Em abril de 2025, ao anunciar o que chamou de "tarifas recíprocas" no que batizou de "Dia da Libertação", Trump aplicou uma taxa de 10% sobre produtos brasileiros importados pelos EUA — então o menor patamar aplicado aos países afetados.
Em julho, no entanto, o republicano impôs ao Brasil um novo tarifaço de 40%, elevando a alíquota total para 50%, numa tentativa de influenciar o julgamento do ex-presidente Jair Bolsonaro (PL) por tentativa de golpe de Estado.
A medida, no entanto, veio acompanhada de uma extensa lista de exceções, que deixou de fora da alíquota adicional de 40% itens como suco de laranja, aeronaves civis, petróleo, veículos e autopeças, fertilizantes e produtos do setor energético. A taxação entrou em vigor em 6 de agosto.
Em novembro, após Bolsonaro ter sido condenado em setembro a 27 anos de prisão em regime inicial fechado, os EUA retiraram a tarifa de 40% de novos itens, incluindo café, carnes e frutas.
A decisão foi tomada após Trump iniciar negociações diretas com o presidente Luiz Inácio Lula da Silva (PT), meses após elogiar o brasileiro em discurso na ONU.
Na prática, a decisão da Suprema Corte nesta sexta-feira derruba as tarifas de 10% ou mais que vinham sendo aplicadas desde abril de 2025 à maioria dos parceiros comerciais dos Estados Unidos — incluindo os 10% impostos então ao Brasil.
No entanto, não são afetadas as tarifas específicas sobre importações de aço e alumínio, que também incluem produtos brasileiros.
Ainda não está claro como a nova tarifa global de 10% anunciada por Trump nesta sexta irá afetar as exportações brasileiras aos Estados Unidos.
'Um raro freio a Trump'
Donald Trump vinha alertando há meses que uma decisão da Suprema Corte que restringisse sua capacidade de impor tarifas seria um "desastre econômico e de segurança nacional" com consequências "catastróficas", observa Anthony Zurcher, correspondente da BBC News na América do Norte.

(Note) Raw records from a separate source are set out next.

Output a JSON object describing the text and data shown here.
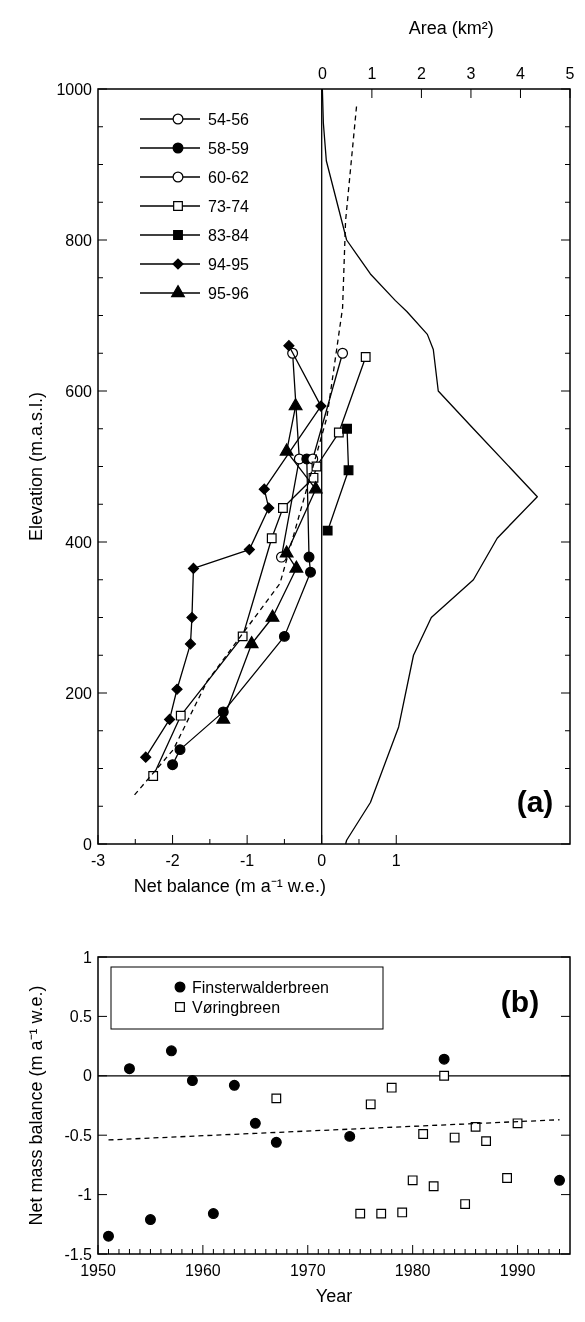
{
  "chart_data": [
    {
      "type": "line",
      "x2label": "Area (km²)",
      "xlabel": "Net balance (m a⁻¹ w.e.)",
      "ylabel": "Elevation (m.a.s.l.)",
      "xlim": [
        -3,
        3.33
      ],
      "ylim": [
        0,
        1000
      ],
      "x2lim": [
        -4.53,
        5
      ],
      "xticks": [
        -3,
        {
          "value": -2.5,
          "label": null
        },
        -2,
        {
          "value": -1.5,
          "label": null
        },
        -1,
        {
          "value": -0.5,
          "label": null
        },
        0,
        {
          "value": 0.5,
          "label": null
        },
        1
      ],
      "x2ticks": [
        0,
        1,
        2,
        3,
        4,
        5
      ],
      "yticks": [
        0,
        {
          "value": 50,
          "label": null
        },
        {
          "value": 100,
          "label": null
        },
        {
          "value": 150,
          "label": null
        },
        200,
        {
          "value": 250,
          "label": null
        },
        {
          "value": 300,
          "label": null
        },
        {
          "value": 350,
          "label": null
        },
        400,
        {
          "value": 450,
          "label": null
        },
        {
          "value": 500,
          "label": null
        },
        {
          "value": 550,
          "label": null
        },
        600,
        {
          "value": 650,
          "label": null
        },
        {
          "value": 700,
          "label": null
        },
        {
          "value": 750,
          "label": null
        },
        800,
        {
          "value": 850,
          "label": null
        },
        {
          "value": 900,
          "label": null
        },
        {
          "value": 950,
          "label": null
        },
        1000
      ],
      "legend": "top left",
      "annotations": [
        "(a)"
      ],
      "ref_lines": [
        {
          "axis": "x",
          "value": 0,
          "color": "#000000"
        }
      ],
      "series": [
        {
          "name": "54-56",
          "color": "#000000",
          "marker": "circle",
          "colors": [
            "#ffffff",
            "#ffffff",
            "#ffffff"
          ],
          "x": [
            -0.39,
            -0.3,
            -0.54
          ],
          "values": [
            650,
            510,
            380
          ]
        },
        {
          "name": "58-59",
          "color": "#000000",
          "marker": "circle",
          "x": [
            -0.2,
            -0.17,
            -0.15,
            -0.5,
            -1.32,
            -1.9,
            -2.0
          ],
          "values": [
            510,
            380,
            360,
            275,
            175,
            125,
            105
          ]
        },
        {
          "name": "60-62",
          "color": "#000000",
          "marker": "circle",
          "colors": [
            "#ffffff",
            "#ffffff"
          ],
          "x": [
            0.28,
            -0.12
          ],
          "values": [
            650,
            510
          ]
        },
        {
          "name": "73-74",
          "color": "#000000",
          "marker": "square",
          "colors": [
            "#ffffff",
            "#ffffff",
            "#ffffff",
            "#ffffff",
            "#ffffff",
            "#ffffff",
            "#ffffff",
            "#ffffff",
            "#ffffff"
          ],
          "x": [
            0.59,
            0.23,
            -0.07,
            -0.11,
            -0.52,
            -0.67,
            -1.06,
            -1.89,
            -2.26
          ],
          "values": [
            645,
            545,
            500,
            485,
            445,
            405,
            275,
            170,
            90
          ]
        },
        {
          "name": "83-84",
          "color": "#000000",
          "marker": "square",
          "x": [
            0.34,
            0.36,
            0.08
          ],
          "values": [
            550,
            495,
            415
          ]
        },
        {
          "name": "94-95",
          "color": "#000000",
          "marker": "diamond",
          "x": [
            -0.44,
            -0.01,
            -0.77,
            -0.71,
            -0.97,
            -1.72,
            -1.74,
            -1.76,
            -1.94,
            -2.04,
            -2.36
          ],
          "values": [
            660,
            580,
            470,
            445,
            390,
            365,
            300,
            265,
            205,
            165,
            115
          ]
        },
        {
          "name": "95-96",
          "color": "#000000",
          "marker": "triangle",
          "x": [
            -0.35,
            -0.47,
            -0.08,
            -0.47,
            -0.34,
            -0.66,
            -0.94,
            -1.32
          ],
          "values": [
            580,
            520,
            470,
            385,
            365,
            300,
            265,
            165
          ]
        },
        {
          "color": "#000000",
          "marker": "none",
          "line_style": "dashed",
          "x": [
            -2.51,
            -1.99,
            -1.54,
            -0.56,
            0.07,
            0.28,
            0.32,
            0.47
          ],
          "values": [
            65,
            125,
            215,
            345,
            565,
            710,
            825,
            980
          ]
        },
        {
          "color": "#000000",
          "marker": "none",
          "axis": "x2",
          "x": [
            0,
            0.02,
            0.08,
            0.49,
            0.97,
            1.47,
            1.71,
            2.12,
            2.24,
            2.34,
            3.05,
            4.34,
            3.53,
            3.05,
            2.2,
            1.84,
            1.54,
            0.97,
            0.49,
            0.47
          ],
          "values": [
            1000,
            955,
            905,
            800,
            755,
            720,
            705,
            675,
            655,
            600,
            550,
            460,
            405,
            350,
            300,
            250,
            155,
            55,
            5,
            0
          ]
        }
      ]
    },
    {
      "type": "scatter",
      "xlabel": "Year",
      "ylabel": "Net mass balance (m a⁻¹ w.e.)",
      "xlim": [
        1950,
        1995
      ],
      "ylim": [
        -1.5,
        1
      ],
      "xticks": [
        1950,
        {
          "value": 1951,
          "label": null
        },
        {
          "value": 1952,
          "label": null
        },
        {
          "value": 1953,
          "label": null
        },
        {
          "value": 1954,
          "label": null
        },
        {
          "value": 1955,
          "label": null
        },
        {
          "value": 1956,
          "label": null
        },
        {
          "value": 1957,
          "label": null
        },
        {
          "value": 1958,
          "label": null
        },
        {
          "value": 1959,
          "label": null
        },
        1960,
        {
          "value": 1961,
          "label": null
        },
        {
          "value": 1962,
          "label": null
        },
        {
          "value": 1963,
          "label": null
        },
        {
          "value": 1964,
          "label": null
        },
        {
          "value": 1965,
          "label": null
        },
        {
          "value": 1966,
          "label": null
        },
        {
          "value": 1967,
          "label": null
        },
        {
          "value": 1968,
          "label": null
        },
        {
          "value": 1969,
          "label": null
        },
        1970,
        {
          "value": 1971,
          "label": null
        },
        {
          "value": 1972,
          "label": null
        },
        {
          "value": 1973,
          "label": null
        },
        {
          "value": 1974,
          "label": null
        },
        {
          "value": 1975,
          "label": null
        },
        {
          "value": 1976,
          "label": null
        },
        {
          "value": 1977,
          "label": null
        },
        {
          "value": 1978,
          "label": null
        },
        {
          "value": 1979,
          "label": null
        },
        1980,
        {
          "value": 1981,
          "label": null
        },
        {
          "value": 1982,
          "label": null
        },
        {
          "value": 1983,
          "label": null
        },
        {
          "value": 1984,
          "label": null
        },
        {
          "value": 1985,
          "label": null
        },
        {
          "value": 1986,
          "label": null
        },
        {
          "value": 1987,
          "label": null
        },
        {
          "value": 1988,
          "label": null
        },
        {
          "value": 1989,
          "label": null
        },
        1990,
        {
          "value": 1991,
          "label": null
        },
        {
          "value": 1992,
          "label": null
        },
        {
          "value": 1993,
          "label": null
        },
        {
          "value": 1994,
          "label": null
        }
      ],
      "yticks": [
        -1.5,
        -1,
        -0.5,
        0,
        0.5,
        1
      ],
      "legend": "top left",
      "annotations": [
        "(b)"
      ],
      "ref_lines": [
        {
          "axis": "y",
          "value": 0,
          "color": "#000000"
        }
      ],
      "series": [
        {
          "name": "Finsterwalderbreen",
          "color": "#000000",
          "marker": "circle",
          "x": [
            1951,
            1953,
            1955,
            1957,
            1959,
            1961,
            1963,
            1965,
            1967,
            1974,
            1983,
            1994
          ],
          "values": [
            -1.35,
            0.06,
            -1.21,
            0.21,
            -0.04,
            -1.16,
            -0.08,
            -0.4,
            -0.56,
            -0.51,
            0.14,
            -0.88
          ]
        },
        {
          "name": "Vøringbreen",
          "color": "#000000",
          "marker": "square",
          "colors": [
            "#ffffff",
            "#ffffff",
            "#ffffff",
            "#ffffff",
            "#ffffff",
            "#ffffff",
            "#ffffff",
            "#ffffff",
            "#ffffff",
            "#ffffff",
            "#ffffff",
            "#ffffff",
            "#ffffff",
            "#ffffff",
            "#ffffff",
            "#ffffff"
          ],
          "x": [
            1967,
            1975,
            1976,
            1977,
            1978,
            1979,
            1980,
            1981,
            1982,
            1983,
            1984,
            1985,
            1986,
            1987,
            1989,
            1990
          ],
          "values": [
            -0.19,
            -1.16,
            -0.24,
            -1.16,
            -0.1,
            -1.15,
            -0.88,
            -0.49,
            -0.93,
            0,
            -0.52,
            -1.08,
            -0.43,
            -0.55,
            -0.86,
            -0.4
          ]
        },
        {
          "type": "line",
          "color": "#000000",
          "marker": "none",
          "line_style": "dashed",
          "x": [
            1951,
            1994
          ],
          "values": [
            -0.54,
            -0.37
          ]
        }
      ]
    }
  ]
}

Mas uma maioria de seis juízes da Suprema Corte, ao decidir contra o presidente hoje, não se importou com suas preocupações, destaca o correspondente.
O Congresso, e não o presidente, tem o poder de impor tarifas, decidiram os juízes.

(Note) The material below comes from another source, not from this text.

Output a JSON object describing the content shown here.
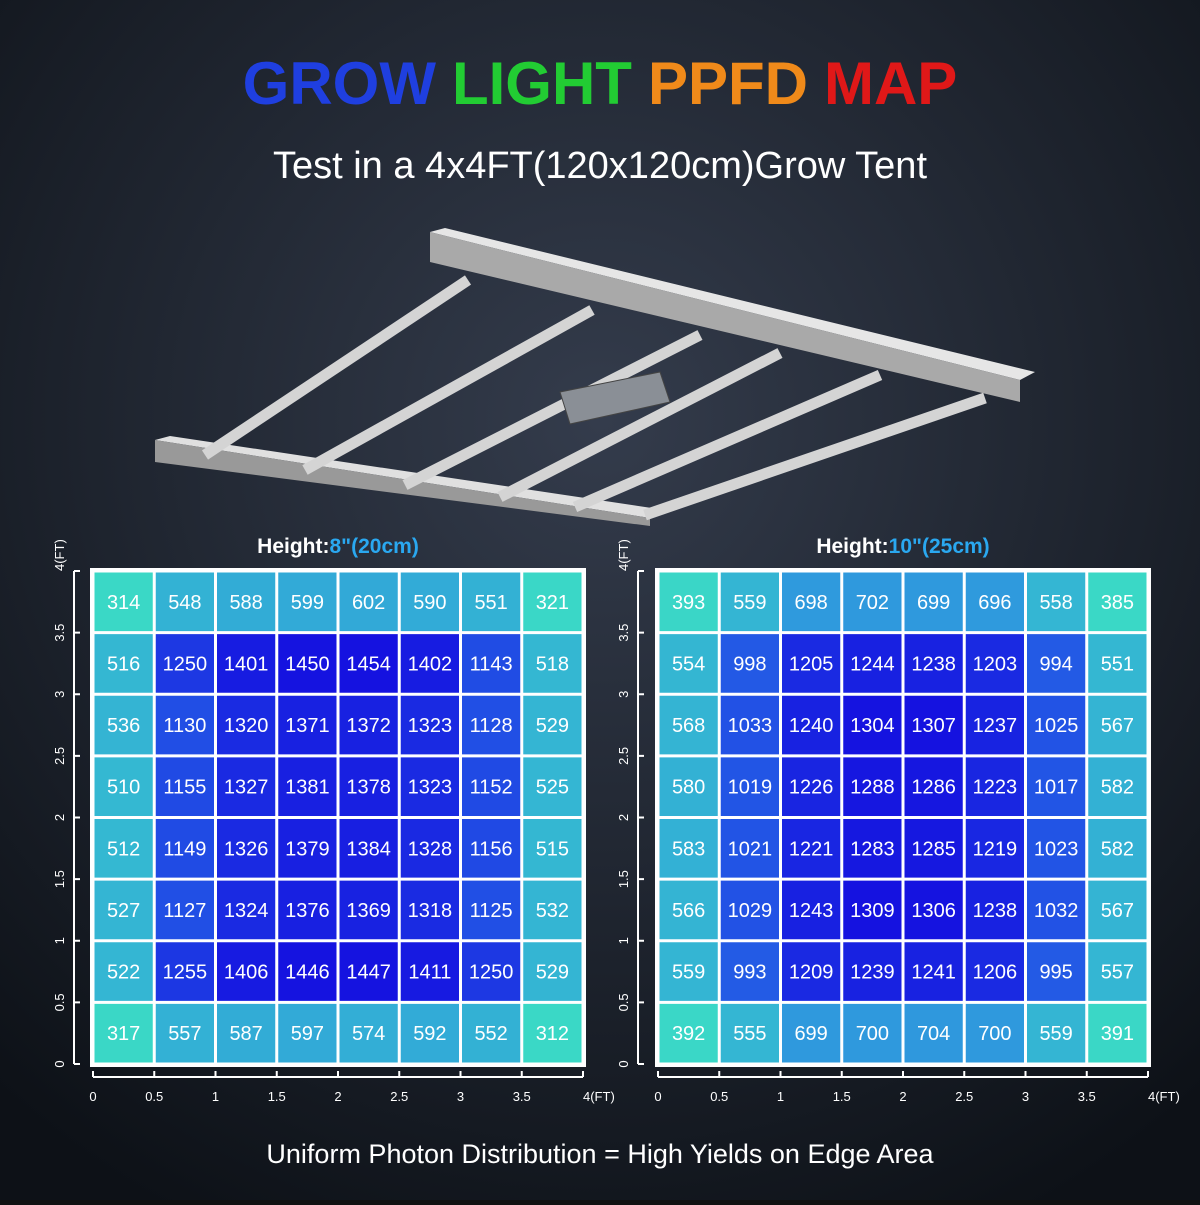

"A decisão da corte representa um raro freio ao amplo uso da autoridade executiva por este presidente", escreve Zurcher.
A maioria dos juízes, ao longo do último ano, demonstrou disposição em permitir que Trump prosseguisse com sua agenda, particularmente em relação à imigração e à reformulação do governo federal, mesmo enquanto contestações judiciais tramitavam no sistema judiciário, lembra o jornalista.
"Com vários outros casos importantes envolvendo usos controversos do poder executivo – como as tentativas de acabar com a cidadania por nascimento e de destituir um governador do Federal Reserve com base em supostas irregularidades – este pode não ser o único revés de Trump nos próximos meses."